The tracing and repatriation of stolen assets is no easy task, but the anti-money laundering regime is aimed at coordinating recovery efforts as well as stemming attempts to siphon dirty money in repositories abroad or investing it in seemingly legitimate ventures in the country. It is therefore worrying that the government is dragging its feet in putting to effect a law that will boost the war against corruption, piracy, drug and human trafficking and other similar crimes. The legislation provides for a Financial Reporting Centre to assist Kenya in the identification of the proceeds of crime (Article 19) as well as an Asset Recovery Agency to be charged with tracing and recovering looted assets (Article 49). We are aware that the Central Bank of Kenya has tasked one of its departments to pursue some provisions of the legislation. However for Kenya to fully combat money laundering activities the institutions and processes provided for must be established.
The continued delay in the implementation of the law permits corrupt individuals, drug traffickers and other criminals to benefit from these illicit activities and allows them to finance further criminal activity, and to evade the law thus raising the incidence of crime in the country. The delay is also setting up the financial sector for failure as ventures financed by illicit money are creating unhealthy and unfair competition and as a result eroding investor confidence.

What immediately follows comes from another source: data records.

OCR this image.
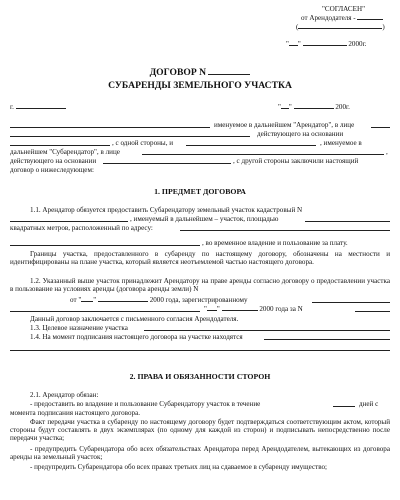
"СОГЛАСЕН"
от Арендодателя -
(	)
" "	2000г.
ДОГОВОР N
СУБАРЕНДЫ ЗЕМЕЛЬНОГО УЧАСТКА
г.	" "	200г.
именуемое в дальнейшем "Арендатор", в лице
действующего на основании
, с одной стороны, и	, именуемое в
дальнейшем "Субарендатор", в лице	,
действующего на основании	, с другой стороны заключили настоящий
договор о нижеследующем:
1. ПРЕДМЕТ ДОГОВОРА
1.1. Арендатор обязуется предоставить Субарендатору земельный участок кадастровый N
, именуемый в дальнейшем – участок, площадью
квадратных метров, расположенный по адресу:
, во временное владение и пользование за плату.
Границы участка, предоставленного в субаренду по настоящему договору, обозначены на местности и идентифицированы на плане участка, который является неотъемлемой частью настоящего договора.
1.2. Указанный выше участок принадлежит Арендатору на праве аренды согласно договору о предоставлении участка в пользование на условиях аренды (договора аренды земли) N
от " "	2000 года, зарегистрированному
" "	2000 года за N
Данный договор заключается с письменного согласия Арендодателя.
1.3. Целевое назначение участка
1.4. На момент подписания настоящего договора на участке находятся
2. ПРАВА И ОБЯЗАННОСТИ СТОРОН
2.1. Арендатор обязан:
- предоставить во владение и пользование Субарендатору участок в течение	дней с
момента подписания настоящего договора.
Факт передачи участка в субаренду по настоящему договору будет подтверждаться соответствующим актом, который стороны будут составлять в двух экземплярах (по одному для каждой из сторон) и подписывать непосредственно после передачи участка;
- предупредить Субарендатора обо всех обязательствах Арендатора перед Арендодателем, вытекающих из договора аренды на земельный участок;
- предупредить Субарендатора обо всех правах третьих лиц на сдаваемое в субаренду имущество;
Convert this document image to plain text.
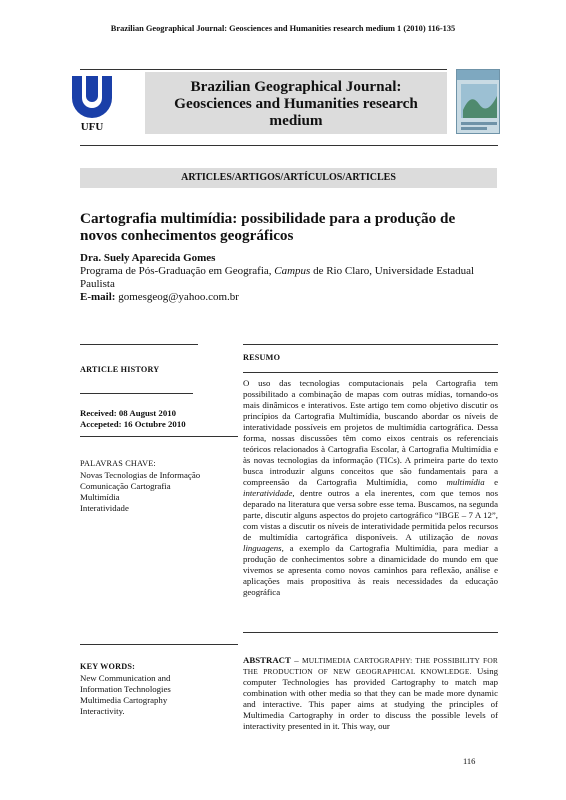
Brazilian Geographical Journal: Geosciences and Humanities research medium 1 (2010) 116-135
UFU
Brazilian Geographical Journal:
Geosciences and Humanities research
medium
ARTICLES/ARTIGOS/ARTÍCULOS/ARTICLES
Cartografia multimídia: possibilidade para a produção de
novos conhecimentos geográficos
Dra. Suely Aparecida Gomes
Programa de Pós-Graduação em Geografia, Campus de Rio Claro, Universidade Estadual Paulista
E-mail: gomesgeog@yahoo.com.br
ARTICLE HISTORY
RESUMO
Received: 08 August 2010
Accepeted: 16 Octubre 2010
PALAVRAS CHAVE:
Novas Tecnologias de Informação
Comunicação Cartografia
Multimídia
Interatividade
O uso das tecnologias computacionais pela Cartografia tem possibilitado a combinação de mapas com outras mídias, tornando-os mais dinâmicos e interativos. Este artigo tem como objetivo discutir os princípios da Cartografia Multimídia, buscando abordar os níveis de interatividade possíveis em projetos de multimídia cartográfica. Dessa forma, nossas discussões têm como eixos centrais os referenciais teóricos relacionados à Cartografia Escolar, à Cartografia Multimídia e às novas tecnologias da informação (TICs). A primeira parte do texto busca introduzir alguns conceitos que são fundamentais para a compreensão da Cartografia Multimídia, como multimídia e interatividade, dentre outros a ela inerentes, com que temos nos deparado na literatura que versa sobre esse tema. Buscamos, na segunda parte, discutir alguns aspectos do projeto cartográfico “IBGE – 7 A 12”, com vistas a discutir os níveis de interatividade permitida pelos recursos de multimídia cartográfica disponíveis. A utilização de novas linguagens, a exemplo da Cartografia Multimídia, para mediar a produção de conhecimentos sobre a dinamicidade do mundo em que vivemos se apresenta como novos caminhos para reflexão, análise e aplicações mais propositiva às reais necessidades da educação geográfica
KEY WORDS:
New Communication and
Information Technologies
Multimedia Cartography
Interactivity.
ABSTRACT – MULTIMEDIA CARTOGRAPHY: THE POSSIBILITY FOR THE PRODUCTION OF NEW GEOGRAPHICAL KNOWLEDGE. Using computer Technologies has provided Cartography to match map combination with other media so that they can be made more dynamic and interactive. This paper aims at studying the principles of Multimedia Cartography in order to discuss the possible levels of interactivity presented in it. This way, our
116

The Ministry of Finance must swiftly devise and unveil a coordinated action plan to facilitate the implementation of this crucial law to protect the economy and recover stolen assets that are desperately required to finance Kenya’s development and reform agenda. Parliament needs to ensure that this law is implemented in a timely and effective mannerand that resources are set aside in the budget for the operationalisation of the law.